Удерживаясь за лодку, слизывая натекающую с мокрых волос на губы солоноватую от слез воду, Алеша думал, тоскуя от бесполезности своих усилий: «Дожил! Федя плавать учит!.. Нет, дорогой мой Федя! Или вот сейчас я поплыву, или больше ты меня не увидишь…»
Он отпустил лодку, раскинул руки, медленно стал погружаться в глубину. И в этом медленном, без движений, падении вдруг почувствовал, что короткое его тело расположилось и может плыть; тот воздух, который он вдохнул и удерживал в груди, как будто уравновесил его. Он ждал, что счастливо найденное положение вот-вот нарушится, тяжесть головы снова, уже безвозвратно, потянет его в глубину. Но тело, будто парящая в воздухе птица, медленно опускалось, не теряя найденной в воде опоры, и вдруг плавно коснулось гладкой твердости дна, — знал Федя, где дать ему волю.

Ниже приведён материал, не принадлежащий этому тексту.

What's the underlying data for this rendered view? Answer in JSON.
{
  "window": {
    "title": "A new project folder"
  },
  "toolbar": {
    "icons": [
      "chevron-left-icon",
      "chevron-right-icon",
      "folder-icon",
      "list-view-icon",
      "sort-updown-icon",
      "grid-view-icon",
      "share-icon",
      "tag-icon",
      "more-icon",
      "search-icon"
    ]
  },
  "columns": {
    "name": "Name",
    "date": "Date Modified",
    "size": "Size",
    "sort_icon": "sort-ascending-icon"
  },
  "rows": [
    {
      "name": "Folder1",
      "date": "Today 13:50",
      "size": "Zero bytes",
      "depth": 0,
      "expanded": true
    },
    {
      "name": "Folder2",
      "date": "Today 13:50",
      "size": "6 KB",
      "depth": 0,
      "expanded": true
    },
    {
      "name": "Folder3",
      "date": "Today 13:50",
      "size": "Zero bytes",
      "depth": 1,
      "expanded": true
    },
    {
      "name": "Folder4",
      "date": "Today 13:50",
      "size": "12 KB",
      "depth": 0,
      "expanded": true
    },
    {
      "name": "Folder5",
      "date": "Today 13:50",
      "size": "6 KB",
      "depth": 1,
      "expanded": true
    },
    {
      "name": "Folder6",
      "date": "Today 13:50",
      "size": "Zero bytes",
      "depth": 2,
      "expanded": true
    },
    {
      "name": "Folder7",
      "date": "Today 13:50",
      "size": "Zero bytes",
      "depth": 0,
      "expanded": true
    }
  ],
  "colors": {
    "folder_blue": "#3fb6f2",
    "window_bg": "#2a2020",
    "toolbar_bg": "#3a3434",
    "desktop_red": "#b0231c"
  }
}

И когда он лег на дно и плавно повел в стороны руками, тело поднялось, послушно двинулось по плотному слою воды. Грудь требовала вдоха. Алеша, как в былые времена, вытянулся, плавно толкнул под бока воду, и тело пошло головой вверх, всплывая. Он вдохнул раз, другой, снова опустился под воду, опять всплыл, еще раз вдохнул от свежести волжского простора, выбросил перед собой руки, развел с силой, отгребая воду с пути движения, и ощутил, в содрогнувшей душу радости, как скользнуло тело, не потеряв найденной опоры.

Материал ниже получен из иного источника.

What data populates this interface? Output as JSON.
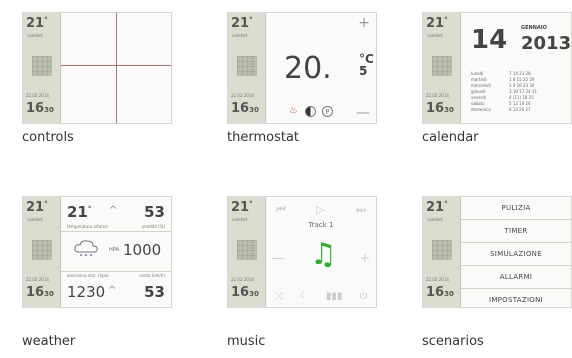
{
  "sidebar": {
    "temperature": "21",
    "temperature_unit": "°",
    "temperature_label": "comfort",
    "date": "22.02.2014",
    "time": "16",
    "time_small": "30"
  },
  "tiles": {
    "controls": {
      "caption": "controls"
    },
    "thermostat": {
      "caption": "thermostat",
      "plus": "+",
      "minus": "—",
      "value": "20.",
      "unit_c": "°C",
      "decimal": "5",
      "icons": [
        "heating-icon",
        "half-moon-icon",
        "p-icon"
      ]
    },
    "calendar": {
      "caption": "calendar",
      "day": "14",
      "month": "GENNAIO",
      "year": "2013",
      "weekdays": [
        "lunedì",
        "martedì",
        "mercoledì",
        "giovedì",
        "venerdì",
        "sabato",
        "domenica"
      ],
      "dates": [
        "7 14 21 28",
        "1 8 15 22 29",
        "2 9 16 23 30",
        "3 10 17 24 31",
        "4 (11) 18 25",
        "5 12 19 26",
        "6 13 20 27"
      ]
    },
    "weather": {
      "caption": "weather",
      "temp": "21",
      "temp_unit": "°",
      "humidity": "53",
      "temp_label": "temperatura interna",
      "humidity_label": "umidità (%)",
      "pressure_unit": "HPA",
      "pressure": "1000",
      "bottom_left_label": "pressione atm. (hpa)",
      "bottom_right_label": "vento (km/h)",
      "bottom_left": "1230",
      "bottom_right": "53"
    },
    "music": {
      "caption": "music",
      "track": "Track 1"
    },
    "scenarios": {
      "caption": "scenarios",
      "items": [
        "PULIZIA",
        "TIMER",
        "SIMULAZIONE",
        "ALLARMI",
        "IMPOSTAZIONI"
      ]
    }
  }
}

Погружая голову в прохладу воды, лицом и плечами ощущая бодрящую упругость реки, он плыл заученными брассовыми движениями рук, — одних только рук! И хотя короткое тело ощутимо кособочилось, он все-таки плыл — плыл! — и знал, какая бы глубина под ним ни была, она уже не для него!
Давно не тренированные в маховых движениях, мускулы устали; Алеша перевернулся на спину, часто шевеля под собой кистями рук, удерживая себя в новом положении, попробовал плыть на спине и с новым приливом радости почувствовал, что плывет на спине даже свободнее — облегченное тело как будто само, удерживалось на воде. Он раскинул руки, замер в настороженном ожидании: тело, чуть провиснув в пояснице, медленно погружалось; вот уже грудь, уши, подбородок ушли под воду, и, когда остался над поверхностью воды лишь крохотный островок лица с торчащим носом, почувствовал, как мягкая сила реки приподняла его и оставила на себе, под светом и теплом слепящего солнца.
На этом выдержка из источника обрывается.